In the past, research in various scientific fields was conducted by observing (generally dynamic) phenomena of interest, and the research progressed by repeating generalizations and analysis through expressions using mathematical models. With the rapid developments made in measurement technologies and information infrastructure, the importance of data-driven approaches using observation and measurement data has been recognized in recent years. In fact, numerous scientific discoveries in areas such as materials informatics that are based on predictions (of static properties, such as the prediction of physical properties in the case of a material composition search) using machine learning and engineering results are being reported and have been gaining attention. At present however, the methodology of extracting scientific knowledge based on a direct understanding of phenomena from data rather than predictive methods (of static characteristics) is not well established, and it remains an area where future development is awaited. Here, direct understanding of a phenomenon refers to the extraction of information that is directly linked with a mathematical model representing the (dynamic) phenomenon and its parts or to the acquisition of a reduced model or the associated laws of physics (principle mechanism). In general, knowledge of (dynamic) phenomena is mathematically represented by ordinary or partial differential equations. The main impediment to the development of the methodologies mentioned above is the absence of an established statistical framework or calculation method that would allow knowledge to be directly extracted from data and applied.

On the other hand, in some fields of applied mathematics and physics (particularly in the field of fluid dynamics), operatortheoretic analysis, and in particular the series of dynamics analysis methods using Koopman operators have attracted much attention in recent years. By expressing the time evolution of a (generally non-linear) system as an operator and treating it in a linear domain (such as a functional space), this framework analyses the universal dynamic characteristics of the system, avoiding the nonlinearities that are difficult to handle directly with mathematical methods. A key feature of this framework is that it does not depend on the functional system that constitutes the mathematical model, and it can be applied across phenomena and across fields. Recently, estimation methods have been proposed that use data that can be interpreted by operatortheoretic analysis; an example is dynamic mode decomposition. As these estimators can be directly linked to various physical properties and principles (such as reduced models) under certain given assumptions, they have found applications in various fields and have therefore been drawing much academic attention.

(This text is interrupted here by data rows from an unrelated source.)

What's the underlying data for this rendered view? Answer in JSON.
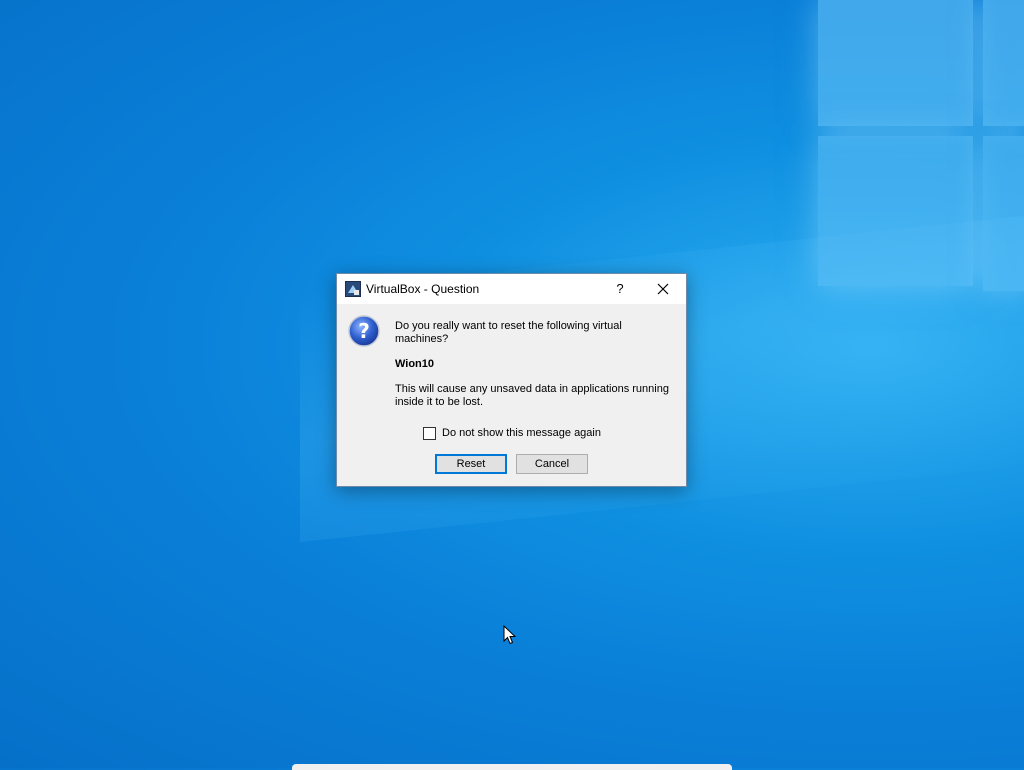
{
  "dialog": {
    "title": "VirtualBox - Question",
    "help_label": "?",
    "message_line1": "Do you really want to reset the following virtual machines?",
    "vm_name": "Wion10",
    "message_line2": "This will cause any unsaved data in applications running inside it to be lost.",
    "checkbox_label": "Do not show this message again",
    "checkbox_checked": false,
    "reset_label": "Reset",
    "cancel_label": "Cancel"
  },
  "icons": {
    "title_icon": "virtualbox-icon",
    "message_icon": "question-icon",
    "close": "close-icon"
  },
  "colors": {
    "desktop": "#0a7fd8",
    "default_button_border": "#0078d7"
  }
}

Against this background, operatortheoretic analysis and its estimation are approached simultaneously from both perspectives: forward analysis by mathematical and physical methods and backward analysis by machine learning and mathematical statistical methods. By fusing and expanding the two, we construct a methodology to directly link the mathematical model developed in the domain with the information extracted from data through their dynamic characteristics. We believe that this will enable the extraction of scientific knowledge from data based on the understanding of the phenomena, leading to the creation of a new framework that will help realize more precise predictions and simulations of complex phenomena. Given this stance, the main purpose of this research proposal is 1) to establish a method for identifying major dynamics of complex phenomena based on operatortheoretic analysis through statistical inference, 2) to create a theory for the physical interpretation, use, and mathematical extension of the method, and 3) to construct a methodology for knowledge discovery, learning, and prediction through their integration with mathematical models. The scope of this research extends from applying the obtained methods and theoretical framework to data analysis across phenomena in various scientific fields, such as complex biological phenomena and fluid phenomena, up to the point of proving the practical usefulness of the methods. The computational infrastructure technology created in this research can be applied to dynamic and complex phenomena of interest across multiple scientific and engineering fields and is expected to have a large ripple effect in academic circles. In addition, because this study aims to construct a generic methodology that uses mathematical models and data-driven information extraction in an integrated manner, it can be applied to detailed simulations and predictions for complex phenomena. It can therefore become an information technology that can be used to address a wide range of social issues such as disaster prevention and medical care.

Four groups worked on this study: the Machine Learning and Mathematical Statistics Group (Kawahara, (IMI, Kyushu University / RIKEN AIP)), the Mathematics Group (Sakauchi (Keio University / RIKEN AIP)), the Nonlinear Physics Group (Nakao (Tokyo Institute of Technology)), and the Biological Modelling Group (Kurosawa (RIKEN iTHEMS)). The Machine Learning Group works from a data-driven perspective, the Nonlinear Physics Group works from a mathematical model perspective, and the Mathematics Group explores the mathematical principles that connect the two. The Biological Modelling Group verifies the applicability of development methods throughout the research and provides feedback on methodologies and principles. The study of research items with specific applications is done by applying development methodologies based on collaboration with domain researchers across multiple fields and focusing on the participants’ collaborative research in the past.